A few days after the Y closed indefinitely, McGurk and her coworkers heard they were being furloughed — put on unpaid leave. (They can still apply for unemployment.)
McGurk’s wife is a salaried high school teacher, so the couple still has an income.
“We’re lucky that her pay can definitely pay our rent and our groceries. But we can’t save anything. I need to repair the car, and I cannot do that. It’s a bit of a struggle to pay student loans,” she said. McGurk is also starting law school in the fall, and had planned to save up until then.
On her forced time off McGurk is taking a U.S. history class — that is, she’s overhearing her wife teach remote classes in their home. She’s running in the Berkeley Hills and even set up a “mini home gym,” but as a YMCA employee, she’s looking forward to returning to her regular exercise routine.

Everywhere, the shutdown is raising existential and practical questions about what facilities and experiences are “essential” to society. While Marcus might not use that word to describe a dive bar like Missouri Lounge, she said the closure has shown her the real value of the institution and others like it.
“Bars feel like the backbone of so many social interactions,” she said. “Business meetings are held there, people meet their future partners there, people get laid because they go to bars. Having community and social interactions are so important for mental health.”

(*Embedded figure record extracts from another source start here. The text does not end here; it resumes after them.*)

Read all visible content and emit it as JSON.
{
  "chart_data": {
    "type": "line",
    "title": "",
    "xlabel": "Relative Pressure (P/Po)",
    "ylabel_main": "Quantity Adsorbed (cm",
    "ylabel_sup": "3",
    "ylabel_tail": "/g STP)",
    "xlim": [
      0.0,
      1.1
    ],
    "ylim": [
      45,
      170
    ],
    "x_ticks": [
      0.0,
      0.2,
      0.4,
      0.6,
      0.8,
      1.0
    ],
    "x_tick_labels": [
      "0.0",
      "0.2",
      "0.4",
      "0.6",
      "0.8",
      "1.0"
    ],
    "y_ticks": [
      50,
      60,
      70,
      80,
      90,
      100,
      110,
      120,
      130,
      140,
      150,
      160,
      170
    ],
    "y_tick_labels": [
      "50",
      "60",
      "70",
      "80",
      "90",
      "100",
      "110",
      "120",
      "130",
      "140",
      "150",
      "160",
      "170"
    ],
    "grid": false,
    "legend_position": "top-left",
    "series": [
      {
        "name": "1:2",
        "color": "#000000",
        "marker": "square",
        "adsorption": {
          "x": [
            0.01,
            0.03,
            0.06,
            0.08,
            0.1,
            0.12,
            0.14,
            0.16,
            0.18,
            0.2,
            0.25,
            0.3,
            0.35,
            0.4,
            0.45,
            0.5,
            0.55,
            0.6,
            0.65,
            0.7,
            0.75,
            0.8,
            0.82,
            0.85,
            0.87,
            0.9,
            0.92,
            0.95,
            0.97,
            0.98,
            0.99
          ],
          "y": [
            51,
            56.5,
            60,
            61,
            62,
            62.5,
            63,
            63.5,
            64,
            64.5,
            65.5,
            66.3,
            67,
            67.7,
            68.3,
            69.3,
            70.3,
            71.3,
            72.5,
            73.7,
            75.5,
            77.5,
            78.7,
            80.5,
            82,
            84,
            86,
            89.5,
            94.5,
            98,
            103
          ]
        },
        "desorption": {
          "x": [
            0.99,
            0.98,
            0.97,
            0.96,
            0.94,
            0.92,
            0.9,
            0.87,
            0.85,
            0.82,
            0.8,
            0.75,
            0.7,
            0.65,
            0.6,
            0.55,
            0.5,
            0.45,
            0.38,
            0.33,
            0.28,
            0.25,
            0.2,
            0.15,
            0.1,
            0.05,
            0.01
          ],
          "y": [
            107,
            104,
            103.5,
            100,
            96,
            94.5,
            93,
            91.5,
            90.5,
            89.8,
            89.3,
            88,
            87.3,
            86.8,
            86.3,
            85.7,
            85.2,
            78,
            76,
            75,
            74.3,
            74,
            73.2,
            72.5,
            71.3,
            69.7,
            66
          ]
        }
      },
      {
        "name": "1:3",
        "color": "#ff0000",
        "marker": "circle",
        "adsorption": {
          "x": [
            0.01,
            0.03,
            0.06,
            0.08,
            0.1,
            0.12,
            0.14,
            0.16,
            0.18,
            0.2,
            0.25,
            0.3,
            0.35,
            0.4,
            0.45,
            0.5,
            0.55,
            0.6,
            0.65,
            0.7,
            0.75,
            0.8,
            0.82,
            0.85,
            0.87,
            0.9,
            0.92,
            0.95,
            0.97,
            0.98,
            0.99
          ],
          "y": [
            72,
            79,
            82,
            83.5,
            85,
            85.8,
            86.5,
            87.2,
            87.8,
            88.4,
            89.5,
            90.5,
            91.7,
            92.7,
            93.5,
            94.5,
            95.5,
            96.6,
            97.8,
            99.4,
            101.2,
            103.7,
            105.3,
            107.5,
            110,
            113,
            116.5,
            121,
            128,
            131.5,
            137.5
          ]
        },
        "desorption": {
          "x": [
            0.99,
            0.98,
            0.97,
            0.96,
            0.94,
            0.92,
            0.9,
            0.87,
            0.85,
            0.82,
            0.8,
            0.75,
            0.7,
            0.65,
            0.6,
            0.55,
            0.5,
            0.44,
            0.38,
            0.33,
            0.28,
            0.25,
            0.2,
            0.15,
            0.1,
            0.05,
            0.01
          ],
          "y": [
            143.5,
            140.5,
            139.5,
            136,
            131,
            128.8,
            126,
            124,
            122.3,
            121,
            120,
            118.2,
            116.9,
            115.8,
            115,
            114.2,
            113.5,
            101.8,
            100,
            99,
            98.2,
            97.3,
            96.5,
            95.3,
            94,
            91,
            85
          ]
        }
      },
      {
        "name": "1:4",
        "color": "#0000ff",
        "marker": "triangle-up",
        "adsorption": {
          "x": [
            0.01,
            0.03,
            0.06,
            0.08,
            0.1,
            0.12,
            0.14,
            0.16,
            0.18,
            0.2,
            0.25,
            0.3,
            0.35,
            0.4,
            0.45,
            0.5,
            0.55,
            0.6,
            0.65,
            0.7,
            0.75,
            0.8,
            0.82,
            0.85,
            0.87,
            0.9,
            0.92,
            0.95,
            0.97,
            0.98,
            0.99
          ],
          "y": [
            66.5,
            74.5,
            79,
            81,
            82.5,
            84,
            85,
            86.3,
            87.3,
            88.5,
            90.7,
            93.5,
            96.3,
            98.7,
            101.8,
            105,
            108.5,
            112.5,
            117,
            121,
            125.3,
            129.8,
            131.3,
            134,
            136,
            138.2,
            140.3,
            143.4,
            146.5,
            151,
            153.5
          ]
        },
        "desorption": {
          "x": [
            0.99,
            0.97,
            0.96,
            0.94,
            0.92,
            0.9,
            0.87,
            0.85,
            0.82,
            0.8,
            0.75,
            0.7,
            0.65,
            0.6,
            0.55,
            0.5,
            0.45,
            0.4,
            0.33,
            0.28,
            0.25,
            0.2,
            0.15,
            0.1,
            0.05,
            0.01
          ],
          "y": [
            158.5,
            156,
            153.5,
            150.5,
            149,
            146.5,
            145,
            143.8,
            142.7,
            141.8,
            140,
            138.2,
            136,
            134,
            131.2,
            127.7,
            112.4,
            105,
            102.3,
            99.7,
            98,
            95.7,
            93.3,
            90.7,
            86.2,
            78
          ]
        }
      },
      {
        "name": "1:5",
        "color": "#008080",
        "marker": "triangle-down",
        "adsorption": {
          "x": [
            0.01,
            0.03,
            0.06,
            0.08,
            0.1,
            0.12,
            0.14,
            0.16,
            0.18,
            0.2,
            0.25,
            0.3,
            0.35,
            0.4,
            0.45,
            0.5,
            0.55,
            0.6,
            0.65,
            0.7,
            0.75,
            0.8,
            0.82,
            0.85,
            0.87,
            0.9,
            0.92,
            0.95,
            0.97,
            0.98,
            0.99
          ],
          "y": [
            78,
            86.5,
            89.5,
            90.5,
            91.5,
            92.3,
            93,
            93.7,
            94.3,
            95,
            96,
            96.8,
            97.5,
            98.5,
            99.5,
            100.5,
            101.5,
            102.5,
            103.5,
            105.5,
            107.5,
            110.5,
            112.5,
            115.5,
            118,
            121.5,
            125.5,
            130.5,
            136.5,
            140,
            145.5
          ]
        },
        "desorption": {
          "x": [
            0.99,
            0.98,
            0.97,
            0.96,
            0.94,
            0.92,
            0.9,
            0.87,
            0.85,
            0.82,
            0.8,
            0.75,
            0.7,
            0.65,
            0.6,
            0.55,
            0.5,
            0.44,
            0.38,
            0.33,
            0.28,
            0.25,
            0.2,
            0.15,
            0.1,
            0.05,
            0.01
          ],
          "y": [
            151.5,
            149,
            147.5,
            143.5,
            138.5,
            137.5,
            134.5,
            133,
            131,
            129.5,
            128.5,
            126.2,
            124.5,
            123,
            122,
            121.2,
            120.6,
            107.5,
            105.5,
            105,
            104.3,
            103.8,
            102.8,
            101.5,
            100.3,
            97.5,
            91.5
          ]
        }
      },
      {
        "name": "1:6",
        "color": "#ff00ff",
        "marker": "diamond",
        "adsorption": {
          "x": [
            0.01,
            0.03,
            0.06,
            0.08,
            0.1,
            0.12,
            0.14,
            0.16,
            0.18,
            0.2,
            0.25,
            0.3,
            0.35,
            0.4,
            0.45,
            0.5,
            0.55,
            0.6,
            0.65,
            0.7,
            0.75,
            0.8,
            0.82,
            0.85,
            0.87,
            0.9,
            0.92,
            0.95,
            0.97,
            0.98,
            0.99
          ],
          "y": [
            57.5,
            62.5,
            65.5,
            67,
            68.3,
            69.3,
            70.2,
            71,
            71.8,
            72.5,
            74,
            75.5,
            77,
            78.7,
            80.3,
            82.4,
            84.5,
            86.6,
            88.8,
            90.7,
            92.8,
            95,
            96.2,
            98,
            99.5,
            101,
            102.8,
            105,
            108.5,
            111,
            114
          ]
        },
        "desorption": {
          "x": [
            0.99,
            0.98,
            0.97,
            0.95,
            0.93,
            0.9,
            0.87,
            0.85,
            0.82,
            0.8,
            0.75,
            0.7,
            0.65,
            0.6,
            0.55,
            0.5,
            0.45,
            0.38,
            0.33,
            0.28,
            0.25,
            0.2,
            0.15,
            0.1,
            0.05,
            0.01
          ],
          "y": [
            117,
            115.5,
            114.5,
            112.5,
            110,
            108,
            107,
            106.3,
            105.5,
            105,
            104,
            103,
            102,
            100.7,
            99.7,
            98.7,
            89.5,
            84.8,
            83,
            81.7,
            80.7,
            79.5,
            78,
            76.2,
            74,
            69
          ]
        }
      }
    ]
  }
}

From state aid to crowdfunding, relief efforts pop up
The city of Berkeley has launched a $3 million relief fund for small businesses, arts organizations and tenants that have been dealt a blow by the coronavirus. That money is intended to help merchants keep their employees or rehire after reopening, but it won’t necessarily immediately reach the workers who are in tough spots.
A slew of disparate relief efforts have cropped up to do that: there’s the Safety Net Fund for Bay Area artists, the Virtual Tip Jar for individual service works across the country, and the Oakland Food Service Workers COVID-19 Relief Fund. Several individual businesses like the Missouri Lounge have crowdfunding sites up for employees.
California has also attempted to speed up the unemployment disbursement process, redirecting staff to the office and giving them some flexibility in determining who’s eligible for benefits. Recipients are getting paid quicker and receiving more at once, according to the state. (There is also a new federal law expanding paid sick leave, and family and medical leave related to COVID-19 in many cases.)
Employment counselors like Morris now find themselves helping clients secure emergency assistance instead of finding jobs. But some of the people she works with traditionally haven’t been eligible for unemployment, either because they haven’t worked in the country long enough to have accumulated the required amount of prior income, or because their positions don’t qualify. There are attempts afoot to relax rules during the outbreak, though, with the federal CARES Act temporarily allowing some self-employed people and “gig economy” workers like Lyft and Uber drivers to collect unemployment for the first time.
Some of the immigrants Morris works with are nervous about applying for unemployment, though, fearing they’ll later be denied visas or citizenship for being a “public charge.” However, receiving unemployment does not give someone a “public charge” status, and immigrants can safely apply for it, she said. Her Oakland nonprofit has also dug into its emergency fund to give out periodic $300 payments and is organizing grocery deliveries for quarantined seniors.
Like with everything about the coronavirus pandemic, uncertainty weighs on workers in Berkeley, whether it’s uncertainty about how to feed their kids, or uncertainty about when they’ll get to return to beloved jobs and colleagues.
One thing is a bit more certain for both the bartenders who pour drinks at venues and the musicians who play at them.
When it’s all over, “I feel like bars will have booming business,” said Stanley.